Murder in the Marais
- Author: Cara Black
- Series: Aimee Leduc
- Genre: Mystery
- Publisher: Soho Press
- Publication date: 1998
- ISBN: 1-56947-212-2
- Followed by: Murder in Belleville

= Murder in the Marais =

1998 novel by Cara Black

Murder in the Marais is a 1998 mystery novel by American novelist Cara Black. It is the first installment in the series following French private investigator Aimee Leduc.

== Background ==
Murder in the Marais was partially inspired by the mother of Black's friend, who discovered that her parents had been taken to Auschwitz in 1943, when she came to her apartment and found them gone.
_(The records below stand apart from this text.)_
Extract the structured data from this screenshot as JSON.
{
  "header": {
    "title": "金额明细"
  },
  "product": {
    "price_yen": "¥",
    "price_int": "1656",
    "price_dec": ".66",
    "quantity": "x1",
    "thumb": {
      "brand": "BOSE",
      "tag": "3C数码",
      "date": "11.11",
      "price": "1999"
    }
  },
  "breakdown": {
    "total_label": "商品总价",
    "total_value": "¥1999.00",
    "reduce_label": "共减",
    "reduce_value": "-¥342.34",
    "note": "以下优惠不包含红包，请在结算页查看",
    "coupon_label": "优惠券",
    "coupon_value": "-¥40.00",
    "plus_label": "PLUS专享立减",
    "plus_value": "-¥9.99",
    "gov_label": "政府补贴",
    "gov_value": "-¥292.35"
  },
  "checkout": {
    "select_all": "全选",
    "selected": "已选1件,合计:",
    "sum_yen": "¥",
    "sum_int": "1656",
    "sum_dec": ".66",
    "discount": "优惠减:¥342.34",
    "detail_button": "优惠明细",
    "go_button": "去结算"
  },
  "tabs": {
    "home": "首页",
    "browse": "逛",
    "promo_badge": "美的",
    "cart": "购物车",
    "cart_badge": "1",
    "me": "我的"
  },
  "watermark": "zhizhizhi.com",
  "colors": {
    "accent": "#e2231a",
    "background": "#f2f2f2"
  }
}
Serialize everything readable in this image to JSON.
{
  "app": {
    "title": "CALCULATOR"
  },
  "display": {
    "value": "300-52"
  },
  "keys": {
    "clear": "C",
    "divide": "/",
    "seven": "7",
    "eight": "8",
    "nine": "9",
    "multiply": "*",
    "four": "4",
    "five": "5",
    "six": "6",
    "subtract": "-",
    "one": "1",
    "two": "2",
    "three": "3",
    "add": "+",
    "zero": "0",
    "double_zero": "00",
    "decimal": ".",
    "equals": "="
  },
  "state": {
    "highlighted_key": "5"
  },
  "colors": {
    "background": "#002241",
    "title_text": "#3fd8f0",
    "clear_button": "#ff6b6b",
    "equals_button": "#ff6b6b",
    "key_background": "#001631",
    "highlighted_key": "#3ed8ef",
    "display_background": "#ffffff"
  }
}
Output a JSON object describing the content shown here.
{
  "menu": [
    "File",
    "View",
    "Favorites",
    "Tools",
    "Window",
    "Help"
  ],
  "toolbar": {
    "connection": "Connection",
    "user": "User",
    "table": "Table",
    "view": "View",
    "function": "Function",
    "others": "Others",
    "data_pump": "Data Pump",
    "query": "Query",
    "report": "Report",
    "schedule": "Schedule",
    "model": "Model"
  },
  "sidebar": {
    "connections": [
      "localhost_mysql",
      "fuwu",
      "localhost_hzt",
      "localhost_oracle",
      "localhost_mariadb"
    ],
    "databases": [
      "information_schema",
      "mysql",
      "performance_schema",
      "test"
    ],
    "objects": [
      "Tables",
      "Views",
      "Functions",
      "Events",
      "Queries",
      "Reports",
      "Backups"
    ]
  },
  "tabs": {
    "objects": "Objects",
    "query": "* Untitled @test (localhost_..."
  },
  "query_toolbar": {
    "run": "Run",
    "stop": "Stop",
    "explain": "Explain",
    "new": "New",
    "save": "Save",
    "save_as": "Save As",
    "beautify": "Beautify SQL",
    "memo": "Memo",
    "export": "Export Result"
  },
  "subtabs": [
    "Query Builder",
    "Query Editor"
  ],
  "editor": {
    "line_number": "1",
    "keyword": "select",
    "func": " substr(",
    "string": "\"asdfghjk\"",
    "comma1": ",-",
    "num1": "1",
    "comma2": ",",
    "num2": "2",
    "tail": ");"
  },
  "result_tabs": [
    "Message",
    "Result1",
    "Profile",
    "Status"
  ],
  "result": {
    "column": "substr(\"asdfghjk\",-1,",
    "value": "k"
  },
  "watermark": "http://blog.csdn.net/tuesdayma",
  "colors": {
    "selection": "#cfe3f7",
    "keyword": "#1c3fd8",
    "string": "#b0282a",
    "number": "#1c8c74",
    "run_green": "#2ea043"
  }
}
When writing the novel, Black reportedly had no plans to write a series, but was encouraged to do so by her editor.

As part of her research for the novel, Black interviewed three female private investigators from Paris, including Madeleine Dieudonné.

== Publication ==
Murder in the Marais was first published in 1998 by Soho Press.

== Plot summary ==
Aimee Leduc, a private detective who specializes in computer forensics, is hired by Soli Hecht, an acquaintance of her late police officer father, to unencrypt a photograph taken during the German occupation during World War II. Hecht asks her to deliver the photograph to Lili Stein, a Jewish women who lives in The Marais neighborhood of Paris. When Leduc arrives at Stein's home, she finds that the woman has been murdered, and that a swastika has been carved into her forehead. Leduc begins an investigation that reveals secrets from both the past and the present.